Picking the fly shit outta the pepper.
I made some plates yesterday using some coloured slips and my
thick slip application. I love slip application because it is immediate,
tactile and shows the casualness of the process. I remember spending a firing
at the late Ruth Gowdy McKInley’s and her showing me one of her favourite pots.
Ruth was probably the tightest most impeccable potter on this earth but the pot
she loved was by John Reeves. It was a porcelain vase unevenly trimmed, kinda
heavy and lop sided. Why did she love this pot was my thought? As a young beginner I thought light and
machine finish precision was what I should aim for. As with most beginners I
was busy picking the fly shit out of the pepper. In other words I was
concentrating so much on the minutiae that I was missing the beauty and life in
that pot. Many are taught that they should arm their studios with a janitor’s
closet full of sponges, scrubbies,sandpapers of all grades and cleaning paraphernalia to absolutely erase
all evidence of the maker’s marks. They never see the forest for the trees.

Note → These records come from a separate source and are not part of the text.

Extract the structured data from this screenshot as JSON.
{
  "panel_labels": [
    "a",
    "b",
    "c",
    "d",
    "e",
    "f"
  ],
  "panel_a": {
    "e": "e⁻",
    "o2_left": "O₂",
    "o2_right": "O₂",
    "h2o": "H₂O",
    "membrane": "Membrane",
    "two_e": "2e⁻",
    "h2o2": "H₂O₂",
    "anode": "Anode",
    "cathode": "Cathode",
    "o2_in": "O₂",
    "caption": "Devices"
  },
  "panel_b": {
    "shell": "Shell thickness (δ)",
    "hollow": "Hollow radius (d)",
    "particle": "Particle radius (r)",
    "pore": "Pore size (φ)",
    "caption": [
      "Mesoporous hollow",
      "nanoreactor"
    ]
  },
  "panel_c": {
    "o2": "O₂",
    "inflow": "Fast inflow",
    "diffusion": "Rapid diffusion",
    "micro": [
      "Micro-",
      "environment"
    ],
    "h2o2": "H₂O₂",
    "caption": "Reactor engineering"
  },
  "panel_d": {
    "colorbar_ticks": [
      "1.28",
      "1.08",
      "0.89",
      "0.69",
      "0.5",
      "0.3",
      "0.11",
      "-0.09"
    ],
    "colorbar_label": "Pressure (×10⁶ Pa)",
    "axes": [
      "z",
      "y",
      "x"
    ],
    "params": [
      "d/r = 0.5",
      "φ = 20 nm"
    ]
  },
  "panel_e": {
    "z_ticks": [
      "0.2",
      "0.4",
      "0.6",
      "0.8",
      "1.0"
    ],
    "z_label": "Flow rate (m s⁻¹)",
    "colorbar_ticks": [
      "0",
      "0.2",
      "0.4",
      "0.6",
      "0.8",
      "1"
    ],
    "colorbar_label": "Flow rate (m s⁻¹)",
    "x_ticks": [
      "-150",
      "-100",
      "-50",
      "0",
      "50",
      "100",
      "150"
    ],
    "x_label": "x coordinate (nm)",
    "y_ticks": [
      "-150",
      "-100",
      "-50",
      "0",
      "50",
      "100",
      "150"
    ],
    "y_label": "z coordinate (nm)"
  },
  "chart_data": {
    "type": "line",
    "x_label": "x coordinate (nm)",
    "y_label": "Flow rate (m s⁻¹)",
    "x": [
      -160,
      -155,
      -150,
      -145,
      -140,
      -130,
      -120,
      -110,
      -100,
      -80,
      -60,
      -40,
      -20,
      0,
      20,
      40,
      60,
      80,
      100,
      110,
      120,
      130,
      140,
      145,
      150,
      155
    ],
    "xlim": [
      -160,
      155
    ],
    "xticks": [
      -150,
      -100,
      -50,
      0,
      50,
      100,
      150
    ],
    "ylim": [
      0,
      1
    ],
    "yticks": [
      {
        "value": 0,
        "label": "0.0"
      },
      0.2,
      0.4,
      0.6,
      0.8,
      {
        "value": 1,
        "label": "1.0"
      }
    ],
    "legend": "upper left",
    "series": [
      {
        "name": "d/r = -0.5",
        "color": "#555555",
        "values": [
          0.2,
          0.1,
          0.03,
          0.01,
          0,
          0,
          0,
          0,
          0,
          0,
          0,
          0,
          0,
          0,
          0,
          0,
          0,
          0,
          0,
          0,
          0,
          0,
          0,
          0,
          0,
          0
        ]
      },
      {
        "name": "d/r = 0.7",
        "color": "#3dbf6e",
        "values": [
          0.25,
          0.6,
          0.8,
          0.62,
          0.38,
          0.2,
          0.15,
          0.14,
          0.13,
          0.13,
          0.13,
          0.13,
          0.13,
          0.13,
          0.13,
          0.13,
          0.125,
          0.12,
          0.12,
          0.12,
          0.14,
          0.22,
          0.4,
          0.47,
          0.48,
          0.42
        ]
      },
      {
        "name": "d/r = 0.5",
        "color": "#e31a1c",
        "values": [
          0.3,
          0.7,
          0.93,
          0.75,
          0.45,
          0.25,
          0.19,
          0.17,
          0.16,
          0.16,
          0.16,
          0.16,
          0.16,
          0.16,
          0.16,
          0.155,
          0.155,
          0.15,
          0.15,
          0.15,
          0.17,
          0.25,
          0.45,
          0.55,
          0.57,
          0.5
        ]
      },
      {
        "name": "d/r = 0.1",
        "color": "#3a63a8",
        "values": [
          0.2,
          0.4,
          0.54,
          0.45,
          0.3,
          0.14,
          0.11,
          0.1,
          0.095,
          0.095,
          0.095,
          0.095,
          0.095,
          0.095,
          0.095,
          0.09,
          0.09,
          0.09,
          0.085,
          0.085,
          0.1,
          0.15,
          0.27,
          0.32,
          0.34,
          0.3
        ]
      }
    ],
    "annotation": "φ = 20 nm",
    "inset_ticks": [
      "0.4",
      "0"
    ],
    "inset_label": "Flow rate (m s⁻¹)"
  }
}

Some see only the trees while others see a landscape.
I write this blog like I make pots. I think about it during
the day or in my sleep and then I write it. Bam, done in ten minutes or less.
Yes, there are grammar and sentence structure mistakes but I hope it is alive,
personal and maybe makes you wonder why does he love this pot, this process, this life? Some would take
all morning to write a blog post. I just swallow the pepper and can’t tell the
difference. I find pepper rather tasty actually!